Tandem mass spectrometry of the noncovalent 1:1 PPT_wt–NB complex. (a) Summary of the gas-phase fragmentation products afforded by the DNA and RNA strands of the Ty3 PPT hybrid. The lines mark the phosphodiester bonds cleaved on the respective sequences, which highlight nucleotides prevented from undergoing fragmentation in the presence of bound ligand (17).

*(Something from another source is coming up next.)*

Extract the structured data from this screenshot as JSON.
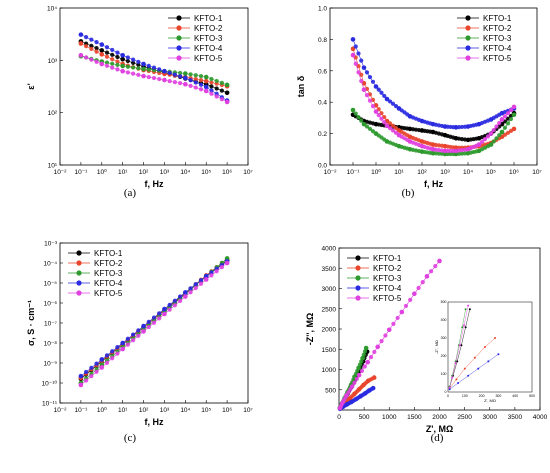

Stars denote products containing noncovalently bound NB. (b) The tandem mass spectrum displays a typical ion series containing noncovalently bound NB. (c) Sequences of the Ty3 PPT hybrid with the gray boxes highlighting binding sites identified using MS/MS footprinting.

Figure 4

1D water flip-back Watergate ¹H NMR spectra of the imino region of the PPT_wt duplex after titration with NB at 10 °C in 80 mM NaCl and 10 mM NaH₂PO₄/Na₂HPO₄ (pH 7.0). The concentration of the PPT_wt duplex was 225 μM. 1D ¹H NMR spectra are shown in the absence (top trace) and presence of 1.0 equiv (middle trace) and 2.0 equiv (bottom trace) of NB. Imino resonances for T(−1), T(−2), u(−13), g(+1), and g(−12), where chemical shift changes can be tracked, are highlighted in bold. Dotted lines and arrows indicate the shifts in position of the resonances.

Figure 5

Sequences of the (a) PPT_distal and (b) PPT_prox hybrids (gray nucleotides indicate mutated bases) with the gray boxes highlighting binding sites identified using MS/MS footprinting.

Figure 6

1D water flip-back Watergate ¹H NMR spectra of the imino region of PPT_distal and PPT_prox. (a) PPT_distal at 10 °C: control (top trace), 1.0 equiv of NB (middle trace), and 2.0 equiv of NB (bottom trace). (b) PPT_prox at 30 °C: control (top trace), 1.0 equiv of NB (middle trace), and 2.0 equiv of NB (bottom trace). Dotted lines and arrows indicate the shift in position of the resonances.

Figure 7

Nanospray FTICR mass spectra of (a) the initial equimolar mixture of the four PPT substrates (5 μM each), (b) products obtained after a 1-fold per substrate addition of NB, and (c) the assemblies after 10-fold ligand addition (see Materials and Methods): (■) PPT_DNA, (▼) PPT_swp, (▲) PPT_wt, and (◆) PPT_RNA. Stars denote the positions of bound ligand. The high resolution and accuracy afforded by this analytical platform enabled unambiguous identification of the different species in solution according to their unique molecular masses (see also Figure 2).

Figure 8

1D water flip-back Watergate ¹H NMR spectra of the imino region of the PPT_swp and PPT_RNA. (a) PPT_swp at 10 °C: control (top trace), 1.0 equiv of NB (middle trace), and 2.0 equiv of NB (bottom trace). (b) PPT_RNA at 30 °C: control (top trace), 1.0 equiv of NB (top middle trace), 2.0 equiv of NB (bottom middle trace), and 3.0 equiv of NB (bottom trace). Dotted lines and arrows indicate the shifts in position of the resonances.

Figure 9

CD spectra with 5.0 equiv of NB (red trace) and without NB (blue trace) of (a) PPT_RNA, (b) PPT_swp, and (c) PPT_WT hybrid samples.